LINK, currently priced at $17.04, has seen an impressive 30% gain so far in May, which has investors wondering if the factors still exist to drive a rally above $20.
Let’s take a look at the factors that could push LINK prices higher.
On-chain indicators indicate positive sentiment towards LINK price.
On-chain indicators are painting a bullish picture for LINK, with the price reaching a six-week high of $17.50 on May 24, significantly outperforming other cryptocurrencies, according to a May 24 post from market intelligence firm Santiment. .
According to the data, LINK’s ratio of profitable trades to losing trades is 11:1, representing the most favorable ratio since December 8, 2022.
“Chainlink has decoupled from the market and hit a six-week high, with profit levels at their highest in 17 months.”
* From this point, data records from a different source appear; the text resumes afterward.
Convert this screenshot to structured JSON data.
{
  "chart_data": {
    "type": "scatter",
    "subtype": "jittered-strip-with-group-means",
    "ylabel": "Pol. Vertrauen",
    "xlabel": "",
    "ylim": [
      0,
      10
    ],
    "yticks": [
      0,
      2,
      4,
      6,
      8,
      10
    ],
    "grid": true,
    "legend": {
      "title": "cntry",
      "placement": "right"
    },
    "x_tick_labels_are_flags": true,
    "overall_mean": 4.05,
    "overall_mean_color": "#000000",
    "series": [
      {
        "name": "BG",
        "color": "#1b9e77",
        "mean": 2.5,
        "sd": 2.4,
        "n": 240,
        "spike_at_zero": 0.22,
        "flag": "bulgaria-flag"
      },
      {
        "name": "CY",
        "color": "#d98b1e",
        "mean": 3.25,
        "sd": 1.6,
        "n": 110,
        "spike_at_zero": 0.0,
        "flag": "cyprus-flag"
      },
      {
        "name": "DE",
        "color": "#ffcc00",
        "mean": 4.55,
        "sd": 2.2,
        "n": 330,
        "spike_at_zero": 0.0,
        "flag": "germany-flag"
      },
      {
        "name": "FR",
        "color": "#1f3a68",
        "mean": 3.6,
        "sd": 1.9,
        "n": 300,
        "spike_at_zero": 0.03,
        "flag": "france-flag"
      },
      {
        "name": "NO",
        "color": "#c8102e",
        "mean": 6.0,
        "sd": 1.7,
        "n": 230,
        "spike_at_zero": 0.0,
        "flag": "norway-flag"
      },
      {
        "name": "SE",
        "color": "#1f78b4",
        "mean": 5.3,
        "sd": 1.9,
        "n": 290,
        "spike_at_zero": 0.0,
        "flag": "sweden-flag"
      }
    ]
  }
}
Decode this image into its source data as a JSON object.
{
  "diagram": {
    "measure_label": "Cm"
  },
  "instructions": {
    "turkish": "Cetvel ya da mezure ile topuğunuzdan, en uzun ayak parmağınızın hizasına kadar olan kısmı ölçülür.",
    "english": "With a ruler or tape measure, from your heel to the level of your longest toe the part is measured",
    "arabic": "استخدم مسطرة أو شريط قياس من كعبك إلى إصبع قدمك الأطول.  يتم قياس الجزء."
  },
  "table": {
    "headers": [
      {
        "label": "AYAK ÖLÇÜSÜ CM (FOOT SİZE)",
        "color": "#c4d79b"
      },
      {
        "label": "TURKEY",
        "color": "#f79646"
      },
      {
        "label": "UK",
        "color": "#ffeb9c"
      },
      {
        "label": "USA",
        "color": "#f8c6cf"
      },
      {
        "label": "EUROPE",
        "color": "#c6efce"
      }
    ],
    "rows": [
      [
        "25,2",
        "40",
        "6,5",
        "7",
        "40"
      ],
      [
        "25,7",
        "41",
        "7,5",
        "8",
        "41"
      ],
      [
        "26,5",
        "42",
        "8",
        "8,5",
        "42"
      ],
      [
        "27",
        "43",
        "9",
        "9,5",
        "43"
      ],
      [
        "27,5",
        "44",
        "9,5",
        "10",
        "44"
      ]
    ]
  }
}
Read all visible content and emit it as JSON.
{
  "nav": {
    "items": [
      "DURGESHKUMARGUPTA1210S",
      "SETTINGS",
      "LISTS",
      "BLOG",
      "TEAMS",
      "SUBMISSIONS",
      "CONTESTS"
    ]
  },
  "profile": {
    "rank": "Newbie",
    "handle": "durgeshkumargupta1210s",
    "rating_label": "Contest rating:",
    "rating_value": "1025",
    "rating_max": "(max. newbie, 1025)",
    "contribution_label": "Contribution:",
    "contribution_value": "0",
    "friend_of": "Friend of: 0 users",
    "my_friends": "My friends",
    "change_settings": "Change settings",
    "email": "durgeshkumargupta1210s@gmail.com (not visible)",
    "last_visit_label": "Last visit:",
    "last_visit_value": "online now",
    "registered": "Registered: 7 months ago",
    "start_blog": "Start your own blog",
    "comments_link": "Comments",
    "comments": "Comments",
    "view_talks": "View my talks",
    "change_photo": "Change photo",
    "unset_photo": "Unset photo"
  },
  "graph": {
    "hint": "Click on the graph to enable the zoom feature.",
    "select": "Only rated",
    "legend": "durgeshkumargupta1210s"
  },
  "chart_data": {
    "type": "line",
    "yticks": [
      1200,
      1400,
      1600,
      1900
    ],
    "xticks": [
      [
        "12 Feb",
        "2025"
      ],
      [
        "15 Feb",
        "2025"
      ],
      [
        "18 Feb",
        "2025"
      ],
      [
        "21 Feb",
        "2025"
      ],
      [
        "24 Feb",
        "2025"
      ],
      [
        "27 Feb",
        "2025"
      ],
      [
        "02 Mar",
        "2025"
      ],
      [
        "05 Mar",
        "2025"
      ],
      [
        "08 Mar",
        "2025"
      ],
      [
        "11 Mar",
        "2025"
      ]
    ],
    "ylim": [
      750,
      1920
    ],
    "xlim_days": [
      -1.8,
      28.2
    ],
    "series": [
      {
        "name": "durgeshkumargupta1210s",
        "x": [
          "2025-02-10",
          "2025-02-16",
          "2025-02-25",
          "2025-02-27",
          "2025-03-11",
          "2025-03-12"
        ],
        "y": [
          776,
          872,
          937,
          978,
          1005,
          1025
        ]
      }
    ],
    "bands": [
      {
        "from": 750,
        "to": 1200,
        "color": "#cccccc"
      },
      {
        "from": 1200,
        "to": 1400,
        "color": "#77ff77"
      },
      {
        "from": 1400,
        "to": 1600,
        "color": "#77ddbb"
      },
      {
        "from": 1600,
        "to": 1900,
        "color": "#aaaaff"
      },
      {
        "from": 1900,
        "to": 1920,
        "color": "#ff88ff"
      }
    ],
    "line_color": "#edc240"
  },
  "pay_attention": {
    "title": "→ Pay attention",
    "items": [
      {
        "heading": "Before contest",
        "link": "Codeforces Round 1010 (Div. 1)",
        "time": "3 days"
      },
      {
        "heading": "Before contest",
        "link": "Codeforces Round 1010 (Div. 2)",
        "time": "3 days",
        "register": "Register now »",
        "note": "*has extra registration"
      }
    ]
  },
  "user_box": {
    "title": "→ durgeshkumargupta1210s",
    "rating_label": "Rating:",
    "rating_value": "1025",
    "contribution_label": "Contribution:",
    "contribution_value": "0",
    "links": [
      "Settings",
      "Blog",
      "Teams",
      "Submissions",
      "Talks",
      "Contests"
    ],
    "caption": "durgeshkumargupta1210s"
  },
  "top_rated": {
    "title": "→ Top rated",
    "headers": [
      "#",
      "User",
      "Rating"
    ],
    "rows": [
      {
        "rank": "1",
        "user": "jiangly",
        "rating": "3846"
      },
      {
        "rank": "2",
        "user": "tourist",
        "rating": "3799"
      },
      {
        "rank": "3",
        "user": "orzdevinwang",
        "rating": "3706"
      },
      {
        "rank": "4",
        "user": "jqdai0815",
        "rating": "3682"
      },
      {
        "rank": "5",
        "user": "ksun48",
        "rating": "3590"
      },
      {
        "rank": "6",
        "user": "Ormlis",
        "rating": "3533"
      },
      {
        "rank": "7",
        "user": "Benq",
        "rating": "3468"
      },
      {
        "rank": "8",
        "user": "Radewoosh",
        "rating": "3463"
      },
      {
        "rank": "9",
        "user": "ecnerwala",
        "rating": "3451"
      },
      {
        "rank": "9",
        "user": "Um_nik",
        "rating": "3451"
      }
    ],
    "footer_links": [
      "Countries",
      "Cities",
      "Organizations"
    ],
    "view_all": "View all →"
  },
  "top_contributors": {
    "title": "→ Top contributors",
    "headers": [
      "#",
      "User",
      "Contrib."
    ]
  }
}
Additional data from Santiment shows that activity on the Chainlink network has been increasing since mid-May. The chart below shows that the number of daily active addresses associated with the Chainlink blockchain increased from 3,159 on May 14 to $11,304 on May 22. Meanwhile, development activity has surged from 421 unique GitHub repositories in mid-April to the current value of 436. .
In a May 22 post by
“Chainlink, Status and Ethereum are the most developed ERC-20s in the cryptocurrency space and traders look forward to new ETFs.”
Increasing network activity means more people are using the Chainlink blockchain, which means higher demand and value for LINK.
LINK price is supported by a strong technical setup.
LINK price rebounded from the horizontal support of the descending triangle at $13 on May 15, rising 36% to hit a six-week high at $17.50 on May 24, according to data from Cointelegraph Markets Pro and TradingView.
This upward trend caused the price to break out of the bearish triangle and turn key resistance levels into support. This includes the $15 barrier, encompassed by the 50-day and 200-day exponential moving averages (EMA) and the 100-day EMA, which is currently at $16. . These moving averages provide strong support for a downtrend in LINK.
Additionally, during the same period, the relative strength index (RSI) also increased from 36 to 65. This means that buyers have controlled the price, reinforcing the strength of the uptrend.
Additionally, IntoTheBlock’s In/Out of the Money Around Price (IOMAP) model showed that LINK enjoyed relatively strong support on the downside compared to resistance on the upside.
This means that the path of least resistance for LINK is upwards.
Related: Chainlink (LINK) has surpassed its one-year high of $20.
Traders expect upside in LINK price.
Independent trader Crypto Yapper acknowledged that LINK is out of a bearish triangle, as explained earlier, and said the price “looks bullish.” Yapper added in a post on the
“If we see a breakout, we can expect a retest to turn this resistance into support.”
Fellow trader Mister Crypto expressed confidence in Chainlink’s future price performance, saying that LINK will easily break the $50 mark once again during this bull run.
Chainlink Red Pill, another
“Chainlink will make the tokenization of the world’s largest financial institutions incredibly profitable,” he said, urging more than 17,000 Flowers to recognize the opportunity ahead for LINK, which could grow 100x from current levels.
“I wouldn’t be at all surprised if it fell 50 to 100 times from here. “Most likely.”
This sentiment reflects growing optimism surrounding Chainlink’s fundamental value and its potential to drive significant growth in the cryptocurrency market.
This article does not contain investment advice or recommendations. All investment and trading activities involve risk and readers should conduct their own research when making any decisions.